Olde Fort Mifflin
retold by S.E. Schlosser
There is only one word for Fort Mifflin during a siege reenactment. LOUD! My ears were ringing as I hurried inside the ammunition mound, according to my assigned role. The mound muffled the sound of canons a little bit. But I still reckoned I'd be deaf all day tomorrow!
The air grew chillier as I moved deeper into the mound. It felt as if I'd entered a cavern, and the tiny hairs on the back of my neck bristled. I rubbed my neck, trying to make the feeling go away, and shivered as another gust of cold air hit my face. I was freezing cold in spite of my heavy Revolutionary uniform, and I almost turned and left the mound in spite of my errand when I heard someone crying at the very back of the mound.

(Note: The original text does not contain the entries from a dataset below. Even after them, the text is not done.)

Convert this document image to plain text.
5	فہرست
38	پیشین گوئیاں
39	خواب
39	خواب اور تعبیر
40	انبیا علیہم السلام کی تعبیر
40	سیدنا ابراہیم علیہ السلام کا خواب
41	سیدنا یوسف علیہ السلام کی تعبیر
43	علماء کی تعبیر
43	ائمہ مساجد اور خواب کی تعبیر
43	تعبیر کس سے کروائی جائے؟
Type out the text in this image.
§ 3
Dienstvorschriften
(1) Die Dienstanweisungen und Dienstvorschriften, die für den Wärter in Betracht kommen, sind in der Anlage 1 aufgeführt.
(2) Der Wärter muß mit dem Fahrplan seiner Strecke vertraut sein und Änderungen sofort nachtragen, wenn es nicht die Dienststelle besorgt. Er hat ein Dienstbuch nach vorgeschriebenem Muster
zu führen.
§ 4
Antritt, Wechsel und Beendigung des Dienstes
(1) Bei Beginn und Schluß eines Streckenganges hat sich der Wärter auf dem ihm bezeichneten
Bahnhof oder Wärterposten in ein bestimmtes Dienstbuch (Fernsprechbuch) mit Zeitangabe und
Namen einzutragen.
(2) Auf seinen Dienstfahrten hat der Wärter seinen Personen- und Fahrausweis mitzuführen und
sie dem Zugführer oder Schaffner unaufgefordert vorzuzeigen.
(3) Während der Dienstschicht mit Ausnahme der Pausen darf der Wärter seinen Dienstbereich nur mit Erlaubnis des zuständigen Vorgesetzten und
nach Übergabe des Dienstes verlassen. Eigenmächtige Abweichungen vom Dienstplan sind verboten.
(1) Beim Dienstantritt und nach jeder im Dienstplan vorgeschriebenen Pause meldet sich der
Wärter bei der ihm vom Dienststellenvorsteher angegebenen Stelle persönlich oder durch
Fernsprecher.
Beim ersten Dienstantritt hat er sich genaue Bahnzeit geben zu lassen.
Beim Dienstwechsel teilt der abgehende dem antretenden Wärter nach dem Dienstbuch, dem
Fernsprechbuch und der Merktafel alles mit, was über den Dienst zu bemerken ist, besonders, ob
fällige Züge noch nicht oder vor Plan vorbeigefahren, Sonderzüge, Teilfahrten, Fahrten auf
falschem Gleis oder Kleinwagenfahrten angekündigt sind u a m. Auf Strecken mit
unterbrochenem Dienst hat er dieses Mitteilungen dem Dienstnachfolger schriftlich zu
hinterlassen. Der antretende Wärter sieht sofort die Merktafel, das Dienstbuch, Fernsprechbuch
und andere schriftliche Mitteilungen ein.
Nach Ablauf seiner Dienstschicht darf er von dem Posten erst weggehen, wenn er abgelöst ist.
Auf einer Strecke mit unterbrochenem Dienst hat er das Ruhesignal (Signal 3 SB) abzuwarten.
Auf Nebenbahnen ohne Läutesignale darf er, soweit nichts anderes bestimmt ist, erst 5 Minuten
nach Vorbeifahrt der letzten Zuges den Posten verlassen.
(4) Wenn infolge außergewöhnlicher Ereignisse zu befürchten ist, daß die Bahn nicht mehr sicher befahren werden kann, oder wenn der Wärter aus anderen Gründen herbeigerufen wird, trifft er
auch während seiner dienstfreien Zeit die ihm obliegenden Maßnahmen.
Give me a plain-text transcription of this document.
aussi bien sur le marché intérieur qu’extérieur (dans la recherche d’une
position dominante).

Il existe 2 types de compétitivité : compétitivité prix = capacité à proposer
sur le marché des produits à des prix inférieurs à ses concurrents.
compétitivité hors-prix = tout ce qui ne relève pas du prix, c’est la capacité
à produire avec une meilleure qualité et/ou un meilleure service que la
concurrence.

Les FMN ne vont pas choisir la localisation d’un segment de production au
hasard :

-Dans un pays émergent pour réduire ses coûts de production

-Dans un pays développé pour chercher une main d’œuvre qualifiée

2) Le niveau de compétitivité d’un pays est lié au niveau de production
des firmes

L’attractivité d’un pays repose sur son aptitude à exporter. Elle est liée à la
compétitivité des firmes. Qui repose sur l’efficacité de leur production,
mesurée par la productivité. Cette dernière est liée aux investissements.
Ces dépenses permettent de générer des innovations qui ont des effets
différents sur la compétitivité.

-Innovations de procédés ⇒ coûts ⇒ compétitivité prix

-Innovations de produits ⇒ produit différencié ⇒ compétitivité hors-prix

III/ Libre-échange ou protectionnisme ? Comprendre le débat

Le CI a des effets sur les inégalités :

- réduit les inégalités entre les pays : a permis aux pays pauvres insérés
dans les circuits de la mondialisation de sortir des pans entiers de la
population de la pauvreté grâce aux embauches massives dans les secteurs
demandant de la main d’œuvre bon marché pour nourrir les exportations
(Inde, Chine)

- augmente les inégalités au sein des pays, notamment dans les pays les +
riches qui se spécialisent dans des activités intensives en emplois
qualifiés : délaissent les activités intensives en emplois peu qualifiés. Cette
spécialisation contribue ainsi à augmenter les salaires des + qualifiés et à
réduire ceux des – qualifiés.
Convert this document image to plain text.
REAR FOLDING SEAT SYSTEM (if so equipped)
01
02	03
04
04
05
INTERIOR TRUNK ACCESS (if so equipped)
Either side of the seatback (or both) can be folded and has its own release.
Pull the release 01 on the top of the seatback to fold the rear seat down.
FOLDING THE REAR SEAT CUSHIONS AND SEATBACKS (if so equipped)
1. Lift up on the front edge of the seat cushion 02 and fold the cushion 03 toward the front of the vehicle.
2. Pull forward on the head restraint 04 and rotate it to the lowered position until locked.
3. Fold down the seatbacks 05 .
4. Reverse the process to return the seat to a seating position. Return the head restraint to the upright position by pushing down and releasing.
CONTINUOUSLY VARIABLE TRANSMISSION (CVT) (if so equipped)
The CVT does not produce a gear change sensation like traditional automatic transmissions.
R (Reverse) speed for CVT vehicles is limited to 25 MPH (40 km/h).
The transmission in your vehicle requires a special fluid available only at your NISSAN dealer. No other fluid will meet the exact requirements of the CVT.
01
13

I hurried to the sound, and saw a boy curled up into a ball, crying hard because he was scared by the sound of the cannons. I couldn't blame him.
"Are you lost?" I asked him. "Shall I get your parents?"
He didn't seem to see me, and he kept crying into his tattered sleeve. His costume looked even more realistic than mine, down to the poor dirty little bare feet.
"Stay here, and I'll go find your parents," I told him. I hurried toward the door through the freezing air - really, it felt cold enough to snow! -- and out into the comparative warmth of a November day. I motioned to a friend of mine who was guarding the mound, and told him about the child. He ducked inside to have a quick talk with the boy, but he returned moments later to say that the child had ignored him and kept crying into his sleeve. So my friend stood watch over the door to make sure the little fellow wouldn't slip away and I ran off to try to locate his parents. But no one on the battlefield was missing a child. That surprised me. I figured I'd better go back and question the lad further.
I hurried back to the mound and went inside with my friend at my heels. The air inside was much warmer than it had been when I walked into the mound the first time. And the weeping boy was gone. With no way in or out of the mound except the door my friend guarded, the boy had somehow vanished. I got goose bumps all over my skin when I saw the empty floor where the boy had lain weeping. Oh lord, I had seen a ghost! I could tell from my friend's white face that he realized it too.
"I hope that he made it safely out of the ammunition mound that day," I said to my friend.
He nodded gravely. "I hope so too," he said.